When the Trump administration abruptly and clandestinely pulled $213 million from teen pregnancy prevention programs, everyone knew that the “abstinence only” crowd in Trump’s Health and Human Services (HHS) Department was clearly behind it. NBC News has notes and emails showing that appointees with abstinence-only philosophies campaigned tirelessly to let down young people across the country.
The $213 million Teen Pregnancy Program was aimed at helping teenagers understand how to avoid unwanted pregnancies. It had bipartisan support in Congress and trained more than 7,000 health professionals and supported 3,000 community-based organizations since its inception in 2010.
In the notes provided to NBC News, Evelyn Kappeler, who for eight years has led the Office of Adolescent Health, which administers the program, repeatedly expressed concerns about terminating the program, but appeared out of the decision-making loop and at one point was driven to tears.
The integrity of the Teen Pregnancy Program seemed pretty clear, as the United States has seen declining teen pregnancy rates for about two decades and one could very easily argue that the numerous studies showing that teen prevention programs that include sex education and contraception education work.
“The pregnancy rate for women in the United States continued to decline in 2010, to 98.7 per 1,000 women aged 15–44, a record low for the 1976–2010 period. This level was 15 percent below the 1990 peak,” wrote researchers Sally Curtin and Joyce Abma of the NCHS and Kathryn Kost of the Guttmacher Institute.
“The estimated number of pregnancies dropped to 6.155 million in 2010, the lowest number since 1986,” they added.
That included record low rates for abortions. You would think that the pro-life crowd would be cheering this on but they weren’t, because for all of the hand-wringing (and in many cases genuine delusion) about trying to save unborn fetuses from the furnaces of hell, controlling women’s sexuality is the primary cause of their distress.
In a June 21 note by Kappeler, Steven Valentine, Huber’s deputy, is described as having “taken the lead” in reversing the program.
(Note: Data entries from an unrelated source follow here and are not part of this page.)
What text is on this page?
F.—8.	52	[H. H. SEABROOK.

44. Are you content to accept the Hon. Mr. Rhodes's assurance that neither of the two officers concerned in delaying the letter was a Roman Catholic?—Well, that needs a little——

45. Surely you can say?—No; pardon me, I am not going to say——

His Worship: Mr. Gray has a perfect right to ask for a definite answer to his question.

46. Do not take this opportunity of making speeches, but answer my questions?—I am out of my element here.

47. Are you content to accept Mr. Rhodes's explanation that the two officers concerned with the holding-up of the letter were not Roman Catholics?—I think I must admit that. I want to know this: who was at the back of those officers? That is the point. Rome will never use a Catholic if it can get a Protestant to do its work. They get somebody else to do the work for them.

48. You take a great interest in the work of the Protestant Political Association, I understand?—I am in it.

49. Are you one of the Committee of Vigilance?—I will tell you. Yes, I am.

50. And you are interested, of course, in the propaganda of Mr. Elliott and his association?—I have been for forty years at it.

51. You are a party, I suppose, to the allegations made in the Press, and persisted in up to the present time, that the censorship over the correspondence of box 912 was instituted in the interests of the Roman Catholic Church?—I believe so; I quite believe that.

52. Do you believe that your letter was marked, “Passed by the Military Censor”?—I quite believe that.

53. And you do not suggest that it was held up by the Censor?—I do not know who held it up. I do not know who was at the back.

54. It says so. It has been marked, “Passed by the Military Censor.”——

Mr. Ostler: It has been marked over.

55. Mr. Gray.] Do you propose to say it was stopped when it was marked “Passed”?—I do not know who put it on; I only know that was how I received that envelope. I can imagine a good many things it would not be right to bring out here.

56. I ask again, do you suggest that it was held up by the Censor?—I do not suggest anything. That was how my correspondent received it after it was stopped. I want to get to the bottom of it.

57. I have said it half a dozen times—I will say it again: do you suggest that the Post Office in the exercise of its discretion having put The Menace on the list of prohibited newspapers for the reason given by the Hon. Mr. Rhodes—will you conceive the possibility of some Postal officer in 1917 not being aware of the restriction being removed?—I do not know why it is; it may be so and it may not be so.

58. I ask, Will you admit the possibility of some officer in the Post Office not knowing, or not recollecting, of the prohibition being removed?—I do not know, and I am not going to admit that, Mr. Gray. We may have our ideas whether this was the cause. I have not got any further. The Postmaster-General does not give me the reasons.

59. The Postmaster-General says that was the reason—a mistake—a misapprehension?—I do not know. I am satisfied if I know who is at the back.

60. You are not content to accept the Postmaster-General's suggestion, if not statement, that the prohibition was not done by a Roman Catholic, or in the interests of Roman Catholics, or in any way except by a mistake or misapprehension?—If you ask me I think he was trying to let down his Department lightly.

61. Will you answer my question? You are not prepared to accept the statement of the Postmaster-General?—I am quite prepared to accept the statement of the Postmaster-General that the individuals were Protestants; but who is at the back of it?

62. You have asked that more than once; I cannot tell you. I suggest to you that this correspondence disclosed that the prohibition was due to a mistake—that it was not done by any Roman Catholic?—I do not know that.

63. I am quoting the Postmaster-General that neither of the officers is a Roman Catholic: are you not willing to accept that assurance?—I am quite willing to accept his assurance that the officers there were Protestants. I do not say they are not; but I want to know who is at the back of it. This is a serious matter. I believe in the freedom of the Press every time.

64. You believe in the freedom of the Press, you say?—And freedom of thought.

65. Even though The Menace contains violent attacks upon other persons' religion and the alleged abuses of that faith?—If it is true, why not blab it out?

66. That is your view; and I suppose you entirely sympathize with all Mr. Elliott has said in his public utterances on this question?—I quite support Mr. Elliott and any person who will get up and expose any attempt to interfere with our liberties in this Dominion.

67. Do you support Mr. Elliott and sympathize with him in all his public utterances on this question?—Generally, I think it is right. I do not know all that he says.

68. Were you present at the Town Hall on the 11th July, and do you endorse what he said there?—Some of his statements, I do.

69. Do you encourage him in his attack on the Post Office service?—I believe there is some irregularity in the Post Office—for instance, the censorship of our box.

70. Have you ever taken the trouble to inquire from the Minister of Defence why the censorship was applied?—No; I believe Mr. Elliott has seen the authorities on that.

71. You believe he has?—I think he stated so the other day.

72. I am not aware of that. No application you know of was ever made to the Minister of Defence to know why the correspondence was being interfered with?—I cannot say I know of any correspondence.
Valentine directed Kappeler to halt the review process for the grants, the notes say.
Before coming to HHS, Valentine was a legislative assistant to Rep. Chris Smith, R-N.J., an outspoken abortion rights opponent. Valentine also worked for a short time at the Susan B. Anthony List, a political organization that supports candidates who oppose abortion rights.
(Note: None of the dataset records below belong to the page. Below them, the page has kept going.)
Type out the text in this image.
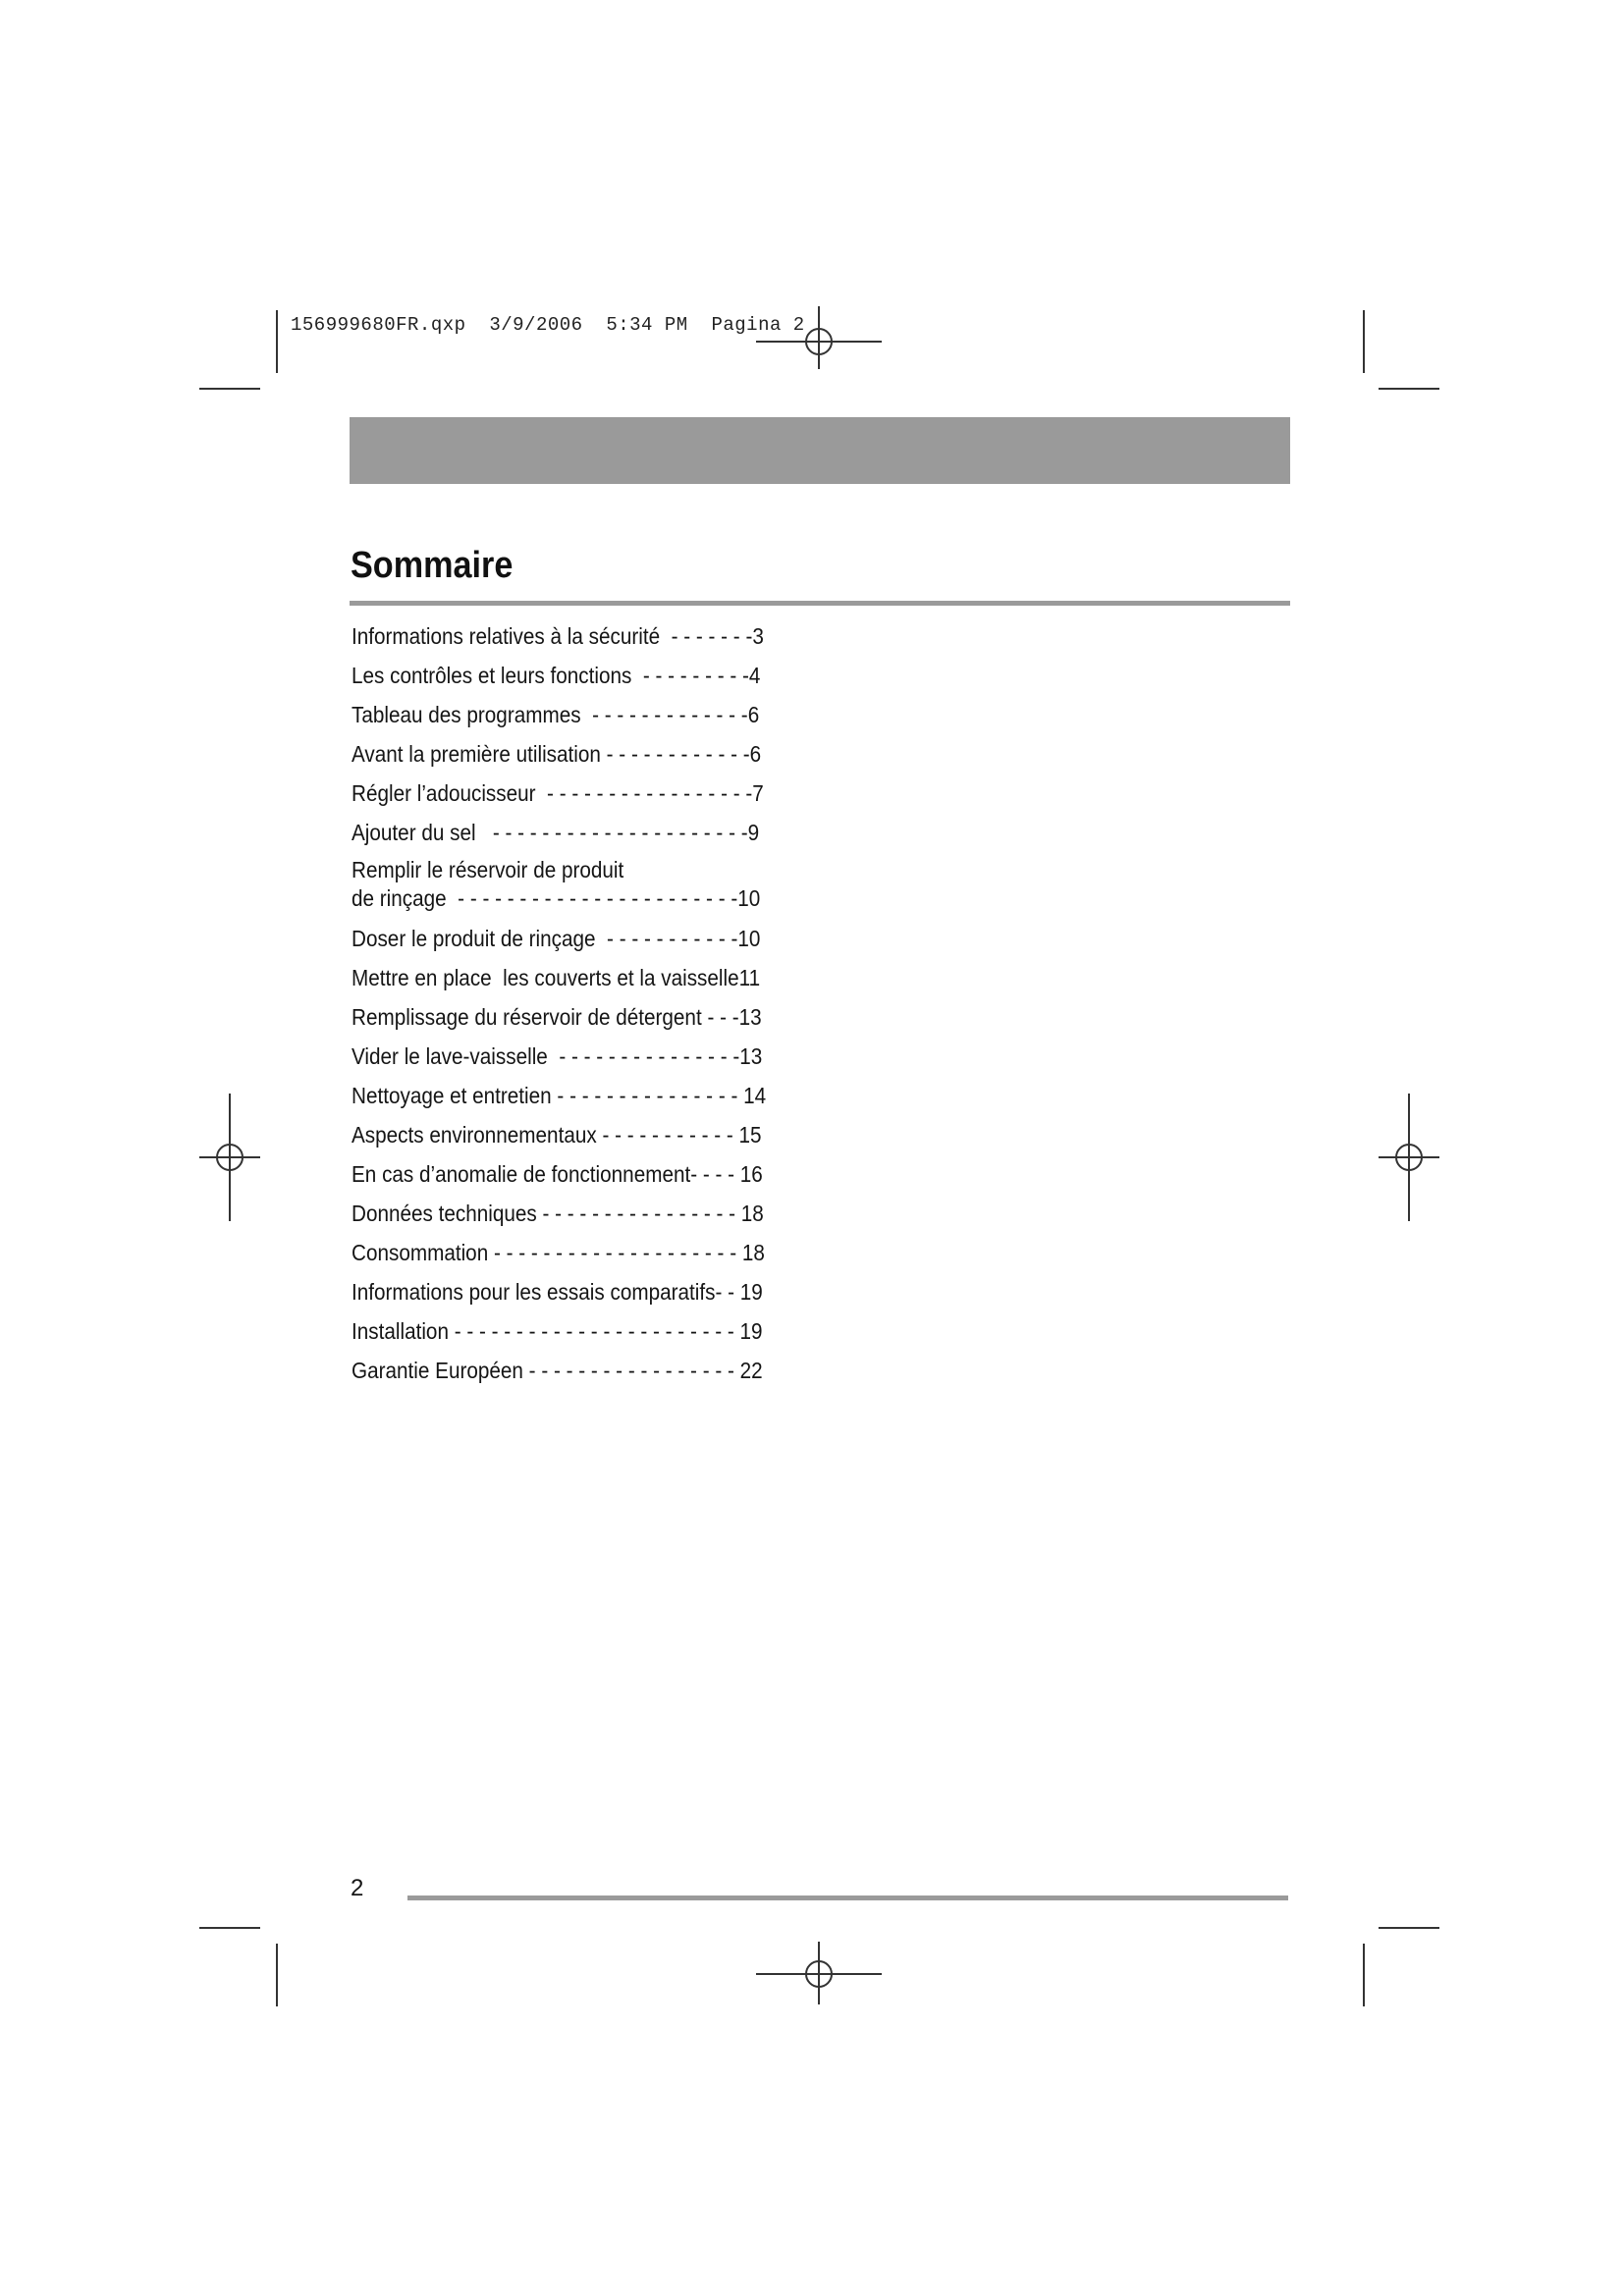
156999680FR.qxp  3/9/2006  5:34 PM  Pagina 2
Sommaire
Informations relatives à la sécurité  - - - - - - -3
Les contrôles et leurs fonctions  - - - - - - - - -4
Tableau des programmes  - - - - - - - - - - - - -6
Avant la première utilisation - - - - - - - - - - - -6
Régler l’adoucisseur  - - - - - - - - - - - - - - - - -7
Ajouter du sel   - - - - - - - - - - - - - - - - - - - - -9
Remplir le réservoir de produit
de rinçage  - - - - - - - - - - - - - - - - - - - - - - -10
Doser le produit de rinçage  - - - - - - - - - - -10
Mettre en place  les couverts et la vaisselle11
Remplissage du réservoir de détergent - - -13
Vider le lave-vaisselle  - - - - - - - - - - - - - - -13
Nettoyage et entretien - - - - - - - - - - - - - - - 14
Aspects environnementaux - - - - - - - - - - - 15
En cas d’anomalie de fonctionnement- - - - 16
Données techniques - - - - - - - - - - - - - - - - 18
Consommation - - - - - - - - - - - - - - - - - - - - 18
Informations pour les essais comparatifs- - 19
Installation - - - - - - - - - - - - - - - - - - - - - - - 19
Garantie Européen - - - - - - - - - - - - - - - - - 22
2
Huber is Victoria Huber, who was the chief of staff for Office of the Assistant Secretary for Health and former president of Ascend, an abstinence-only advocacy group that seems to believe God spends most of His days watching people have sex and judging them for it.
The notes show that, as with the rest of this Republican administration’s agencies, the HHS has become an oppressive and theocratically-based tool for promoting the one area Trump has succeeded in fulfilling his promises: the evangelical war on women.
Study after study has shown that while teens that do not have sex will not get into sexually related “trouble” (i.e. pregnancy and disease), abstinence programs don’t actually stop teens from having sex. They are worthless by themselves and expending resources on programs that simply tell people to not to do something while offering zero education always ends up hurting success rates in the long run. And so while there are sexual education programs that have shown real success in keeping younger people both healthy and pregnancy-free, conservatives continue to practice the age-old, and historically destructive fight to control society through a narrow, orthodox view of sex.